2017 yılında Sigortacılık Genel Müdürlüğü’nün çıkarttığı mevzuatlar ile tüm sigorta şirketlerine trafik tekliflerini SBM üzerinden paylaşmak yükümlülüğünün getirildiğini hatırlatan Uluğ, “Sigorta şirketlerinin yazılım ekipleri, buna Ada Yazılım’da dahil, ciddi bir özveri ile çalıştılar ve sonuç olarak 2 ay gibi kısa bir sürede tüm sigorta şirketleri teklif verebilir konuma geldi.
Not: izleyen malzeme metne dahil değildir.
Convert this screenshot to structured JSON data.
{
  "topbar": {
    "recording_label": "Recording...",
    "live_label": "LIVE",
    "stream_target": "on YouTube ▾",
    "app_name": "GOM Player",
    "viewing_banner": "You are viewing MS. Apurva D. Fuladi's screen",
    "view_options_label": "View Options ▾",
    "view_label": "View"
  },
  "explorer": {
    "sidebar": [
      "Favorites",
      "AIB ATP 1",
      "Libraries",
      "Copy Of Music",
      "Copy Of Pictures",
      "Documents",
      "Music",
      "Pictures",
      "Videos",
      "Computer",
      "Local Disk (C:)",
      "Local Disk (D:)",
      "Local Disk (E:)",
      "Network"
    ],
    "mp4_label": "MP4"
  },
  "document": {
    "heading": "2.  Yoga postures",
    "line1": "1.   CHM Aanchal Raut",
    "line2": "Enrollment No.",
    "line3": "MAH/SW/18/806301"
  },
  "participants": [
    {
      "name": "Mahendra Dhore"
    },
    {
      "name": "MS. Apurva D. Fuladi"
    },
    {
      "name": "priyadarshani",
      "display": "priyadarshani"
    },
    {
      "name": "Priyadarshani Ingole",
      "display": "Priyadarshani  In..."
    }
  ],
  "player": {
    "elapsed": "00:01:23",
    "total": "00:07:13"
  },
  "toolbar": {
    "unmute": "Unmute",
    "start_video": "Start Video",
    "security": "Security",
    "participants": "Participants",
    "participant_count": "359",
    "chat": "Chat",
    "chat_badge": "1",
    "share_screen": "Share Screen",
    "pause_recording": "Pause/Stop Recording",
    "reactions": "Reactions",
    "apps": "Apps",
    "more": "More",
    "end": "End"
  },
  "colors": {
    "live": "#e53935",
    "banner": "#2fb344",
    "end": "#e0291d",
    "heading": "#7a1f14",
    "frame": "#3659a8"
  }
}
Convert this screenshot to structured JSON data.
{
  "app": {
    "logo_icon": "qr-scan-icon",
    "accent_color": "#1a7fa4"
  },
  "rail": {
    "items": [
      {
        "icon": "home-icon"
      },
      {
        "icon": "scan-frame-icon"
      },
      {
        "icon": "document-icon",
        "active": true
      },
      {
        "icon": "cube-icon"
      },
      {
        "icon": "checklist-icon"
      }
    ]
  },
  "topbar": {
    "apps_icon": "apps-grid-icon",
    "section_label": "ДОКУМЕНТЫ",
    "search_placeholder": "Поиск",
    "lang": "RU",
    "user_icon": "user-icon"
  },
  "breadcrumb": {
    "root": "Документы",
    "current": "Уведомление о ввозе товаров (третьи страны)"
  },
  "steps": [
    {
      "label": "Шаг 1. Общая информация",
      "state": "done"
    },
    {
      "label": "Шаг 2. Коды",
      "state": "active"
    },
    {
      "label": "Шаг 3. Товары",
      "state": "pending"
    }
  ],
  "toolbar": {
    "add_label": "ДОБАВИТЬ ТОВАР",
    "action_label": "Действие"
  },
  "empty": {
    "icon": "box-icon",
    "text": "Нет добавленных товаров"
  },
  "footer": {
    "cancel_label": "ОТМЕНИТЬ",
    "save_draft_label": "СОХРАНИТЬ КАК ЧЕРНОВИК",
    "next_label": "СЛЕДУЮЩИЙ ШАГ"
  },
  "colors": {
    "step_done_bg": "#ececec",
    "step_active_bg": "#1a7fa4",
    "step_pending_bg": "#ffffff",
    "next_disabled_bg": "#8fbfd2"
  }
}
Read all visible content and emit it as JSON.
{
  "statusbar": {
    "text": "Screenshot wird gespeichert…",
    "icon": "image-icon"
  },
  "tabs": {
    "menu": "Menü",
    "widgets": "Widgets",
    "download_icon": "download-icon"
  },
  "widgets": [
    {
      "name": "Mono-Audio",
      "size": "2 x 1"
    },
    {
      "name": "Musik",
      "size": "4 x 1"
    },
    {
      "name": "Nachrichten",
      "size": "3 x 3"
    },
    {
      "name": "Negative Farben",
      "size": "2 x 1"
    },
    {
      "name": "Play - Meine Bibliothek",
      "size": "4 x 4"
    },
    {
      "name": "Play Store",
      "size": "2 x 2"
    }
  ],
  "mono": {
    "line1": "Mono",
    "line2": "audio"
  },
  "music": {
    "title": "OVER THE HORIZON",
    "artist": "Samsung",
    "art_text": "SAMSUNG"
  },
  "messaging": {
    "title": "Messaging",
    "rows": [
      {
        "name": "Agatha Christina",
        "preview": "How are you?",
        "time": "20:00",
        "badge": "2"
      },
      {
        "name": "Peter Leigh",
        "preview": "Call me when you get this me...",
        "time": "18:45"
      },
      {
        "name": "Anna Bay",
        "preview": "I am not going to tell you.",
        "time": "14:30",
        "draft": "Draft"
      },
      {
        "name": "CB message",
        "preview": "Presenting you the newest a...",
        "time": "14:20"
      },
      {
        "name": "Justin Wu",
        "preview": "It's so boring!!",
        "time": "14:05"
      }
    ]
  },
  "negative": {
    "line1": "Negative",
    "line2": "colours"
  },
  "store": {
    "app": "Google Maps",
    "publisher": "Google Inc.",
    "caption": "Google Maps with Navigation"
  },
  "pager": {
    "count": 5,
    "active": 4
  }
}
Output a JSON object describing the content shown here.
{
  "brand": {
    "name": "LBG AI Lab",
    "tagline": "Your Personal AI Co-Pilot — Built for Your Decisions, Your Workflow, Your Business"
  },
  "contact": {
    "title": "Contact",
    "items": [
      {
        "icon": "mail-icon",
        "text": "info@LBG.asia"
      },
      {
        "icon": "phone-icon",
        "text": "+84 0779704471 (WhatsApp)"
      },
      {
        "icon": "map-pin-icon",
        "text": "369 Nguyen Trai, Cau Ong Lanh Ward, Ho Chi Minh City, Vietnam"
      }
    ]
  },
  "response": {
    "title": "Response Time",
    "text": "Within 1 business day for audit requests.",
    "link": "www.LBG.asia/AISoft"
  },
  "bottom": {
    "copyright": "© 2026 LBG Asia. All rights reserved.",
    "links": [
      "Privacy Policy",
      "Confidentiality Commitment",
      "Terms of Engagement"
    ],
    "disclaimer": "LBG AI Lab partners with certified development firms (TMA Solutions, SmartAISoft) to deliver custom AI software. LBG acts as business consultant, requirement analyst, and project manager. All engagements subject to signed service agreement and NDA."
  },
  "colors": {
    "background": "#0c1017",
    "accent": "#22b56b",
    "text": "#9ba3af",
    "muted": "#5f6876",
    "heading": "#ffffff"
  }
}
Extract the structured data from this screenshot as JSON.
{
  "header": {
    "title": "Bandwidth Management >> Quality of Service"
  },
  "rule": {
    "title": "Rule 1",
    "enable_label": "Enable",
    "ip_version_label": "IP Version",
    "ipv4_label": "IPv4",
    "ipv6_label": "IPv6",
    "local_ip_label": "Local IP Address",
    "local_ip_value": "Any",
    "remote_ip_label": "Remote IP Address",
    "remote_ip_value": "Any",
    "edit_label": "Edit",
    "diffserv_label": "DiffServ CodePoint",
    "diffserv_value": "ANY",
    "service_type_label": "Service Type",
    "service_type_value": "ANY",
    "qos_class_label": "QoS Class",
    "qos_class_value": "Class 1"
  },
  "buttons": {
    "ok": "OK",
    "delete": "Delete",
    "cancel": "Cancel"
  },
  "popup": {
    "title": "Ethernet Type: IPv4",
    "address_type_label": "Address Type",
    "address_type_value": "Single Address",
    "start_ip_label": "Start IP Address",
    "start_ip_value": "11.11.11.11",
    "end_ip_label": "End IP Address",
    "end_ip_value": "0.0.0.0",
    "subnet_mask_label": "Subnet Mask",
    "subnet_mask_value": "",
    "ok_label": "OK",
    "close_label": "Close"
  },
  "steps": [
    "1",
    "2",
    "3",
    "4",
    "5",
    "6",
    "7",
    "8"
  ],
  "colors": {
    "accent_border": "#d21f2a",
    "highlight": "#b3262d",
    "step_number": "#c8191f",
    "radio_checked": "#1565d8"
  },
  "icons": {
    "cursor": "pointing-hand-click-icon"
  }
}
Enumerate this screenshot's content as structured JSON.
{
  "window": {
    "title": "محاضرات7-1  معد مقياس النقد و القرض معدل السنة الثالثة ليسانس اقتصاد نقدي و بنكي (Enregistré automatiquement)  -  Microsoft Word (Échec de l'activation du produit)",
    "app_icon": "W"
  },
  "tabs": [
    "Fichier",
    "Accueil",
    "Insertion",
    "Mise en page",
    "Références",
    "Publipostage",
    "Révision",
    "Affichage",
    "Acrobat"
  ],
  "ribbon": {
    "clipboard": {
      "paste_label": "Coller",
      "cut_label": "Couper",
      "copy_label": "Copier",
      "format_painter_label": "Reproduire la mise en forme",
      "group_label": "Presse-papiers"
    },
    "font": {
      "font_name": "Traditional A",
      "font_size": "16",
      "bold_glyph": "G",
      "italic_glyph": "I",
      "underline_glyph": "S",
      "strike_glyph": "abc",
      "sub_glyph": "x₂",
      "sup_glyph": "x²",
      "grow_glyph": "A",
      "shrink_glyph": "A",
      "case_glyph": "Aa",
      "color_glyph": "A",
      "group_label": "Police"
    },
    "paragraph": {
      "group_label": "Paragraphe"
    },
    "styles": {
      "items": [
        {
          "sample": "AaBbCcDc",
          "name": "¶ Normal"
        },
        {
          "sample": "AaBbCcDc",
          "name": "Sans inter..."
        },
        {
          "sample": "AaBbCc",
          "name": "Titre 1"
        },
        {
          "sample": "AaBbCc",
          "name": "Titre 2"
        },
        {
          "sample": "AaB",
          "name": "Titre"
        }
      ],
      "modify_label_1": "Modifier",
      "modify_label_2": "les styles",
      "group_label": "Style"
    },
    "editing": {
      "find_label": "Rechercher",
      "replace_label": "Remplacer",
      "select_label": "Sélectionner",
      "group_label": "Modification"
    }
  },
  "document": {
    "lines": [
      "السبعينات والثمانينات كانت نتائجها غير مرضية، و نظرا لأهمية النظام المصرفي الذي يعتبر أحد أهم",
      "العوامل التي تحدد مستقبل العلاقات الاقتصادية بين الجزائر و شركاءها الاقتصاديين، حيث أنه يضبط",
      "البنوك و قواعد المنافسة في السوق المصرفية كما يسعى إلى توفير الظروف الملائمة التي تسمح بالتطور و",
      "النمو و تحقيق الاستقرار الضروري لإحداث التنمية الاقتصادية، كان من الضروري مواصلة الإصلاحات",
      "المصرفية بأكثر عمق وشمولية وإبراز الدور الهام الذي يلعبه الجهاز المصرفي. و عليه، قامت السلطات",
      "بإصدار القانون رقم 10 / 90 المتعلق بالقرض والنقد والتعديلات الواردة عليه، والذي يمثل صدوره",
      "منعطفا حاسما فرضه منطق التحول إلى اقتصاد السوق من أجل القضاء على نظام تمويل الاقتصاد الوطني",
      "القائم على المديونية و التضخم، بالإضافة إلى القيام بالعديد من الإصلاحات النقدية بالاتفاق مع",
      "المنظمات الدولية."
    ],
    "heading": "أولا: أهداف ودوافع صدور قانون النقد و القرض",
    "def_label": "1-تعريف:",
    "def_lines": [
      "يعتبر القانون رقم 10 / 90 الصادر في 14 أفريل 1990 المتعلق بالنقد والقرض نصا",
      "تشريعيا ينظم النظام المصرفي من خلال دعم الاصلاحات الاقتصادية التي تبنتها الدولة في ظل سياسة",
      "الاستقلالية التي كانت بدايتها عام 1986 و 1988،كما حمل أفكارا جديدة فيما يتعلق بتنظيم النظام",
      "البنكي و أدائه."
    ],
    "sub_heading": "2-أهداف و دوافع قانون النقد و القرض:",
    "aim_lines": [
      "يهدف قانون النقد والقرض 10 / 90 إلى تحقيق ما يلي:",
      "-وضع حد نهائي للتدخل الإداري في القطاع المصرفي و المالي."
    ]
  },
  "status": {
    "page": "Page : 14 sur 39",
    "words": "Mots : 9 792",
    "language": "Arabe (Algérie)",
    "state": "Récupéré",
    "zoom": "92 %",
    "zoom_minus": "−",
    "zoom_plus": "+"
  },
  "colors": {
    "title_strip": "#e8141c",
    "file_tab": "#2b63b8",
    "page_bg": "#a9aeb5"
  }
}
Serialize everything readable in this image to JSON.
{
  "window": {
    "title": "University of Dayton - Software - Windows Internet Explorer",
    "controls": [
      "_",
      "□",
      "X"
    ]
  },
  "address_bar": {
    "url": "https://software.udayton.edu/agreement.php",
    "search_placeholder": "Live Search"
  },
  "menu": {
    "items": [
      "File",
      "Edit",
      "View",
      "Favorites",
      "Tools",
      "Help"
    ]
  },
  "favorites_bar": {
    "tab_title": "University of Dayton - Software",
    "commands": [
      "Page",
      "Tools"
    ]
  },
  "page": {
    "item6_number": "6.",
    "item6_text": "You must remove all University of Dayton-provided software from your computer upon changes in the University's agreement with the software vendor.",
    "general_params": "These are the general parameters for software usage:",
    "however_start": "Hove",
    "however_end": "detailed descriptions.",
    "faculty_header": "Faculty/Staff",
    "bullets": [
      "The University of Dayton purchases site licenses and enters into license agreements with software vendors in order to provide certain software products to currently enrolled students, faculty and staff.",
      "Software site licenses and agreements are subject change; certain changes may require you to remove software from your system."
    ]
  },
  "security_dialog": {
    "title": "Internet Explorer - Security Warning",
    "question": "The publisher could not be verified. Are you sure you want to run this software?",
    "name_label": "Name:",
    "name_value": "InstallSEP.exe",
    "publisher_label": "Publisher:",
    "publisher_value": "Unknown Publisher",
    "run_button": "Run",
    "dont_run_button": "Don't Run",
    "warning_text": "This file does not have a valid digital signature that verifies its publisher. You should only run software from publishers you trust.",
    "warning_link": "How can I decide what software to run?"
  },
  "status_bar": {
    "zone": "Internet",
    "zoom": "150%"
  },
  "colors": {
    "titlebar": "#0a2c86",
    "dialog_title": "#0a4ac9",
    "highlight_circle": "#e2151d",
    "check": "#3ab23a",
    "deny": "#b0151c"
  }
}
Bu da işin aslında bir irade konusu olduğunu gösteriyor. 2018 yılında bu konuda çıkacak farklı mevzuatlar ile teklif karşılaştırma konusu çok farklı noktalara gidebilir” diyor.
Geliştirdiğimiz ‘robot sistemler’ acentelere vakit kazandırıyor
Ada Yazılım Teknik Lideri Kerem Ali Uluğ, çoklu teklif alma konusunun yıllardır yavaş gelişmesinin temel sebebinin, sigorta şirketleri tarafında teklif alma web servislerinin sunulmasında yaşanan teknik problemler olduğunu vurguluyor. Konuyla ilişkili olarak Ada Yazılım’ın Akıllı Teklif ürünü ile ilgili bilgiler veren Uluğ, şunları söylüyor: “Akıllı Teklif ürününü ilk geliştirdiğimiz yıllarda, bu sürecin en fazla 1-2 yıl içinde tamamlanacağını öngörüyorduk. Bizim öngörümüze göre en geç 2014’te tüm şirketler tüm ürünlerde web servis açabilecek düzeyde olacaktı. Bu şekilde öngörüyorduk; çünkü sistemini Ada Yazılım’ın geliştirdiği sigorta şirketleri daha 2012 yılında istisnasız tüm ürünlerini dışarı web servis ile açabiliyordu. Ancak, 2017 yılının sonunda birçok sigorta şirketi sistemi, hâlâ bu hizmeti veremez durumda. Ada Yazılım olarak bu duruma karşı ‘robot sistemler’ geliştirdik. Ekranda bir insan gibi işlem yapan bu sistemler, acente adına teklif alıp, acente çalışanına vakit kazandırıyor. Acente çalışanı sigortacılık konusunda vaktini değerlendiriyor, ekranlar ile uğraşarak vakit kaybetmiyor.”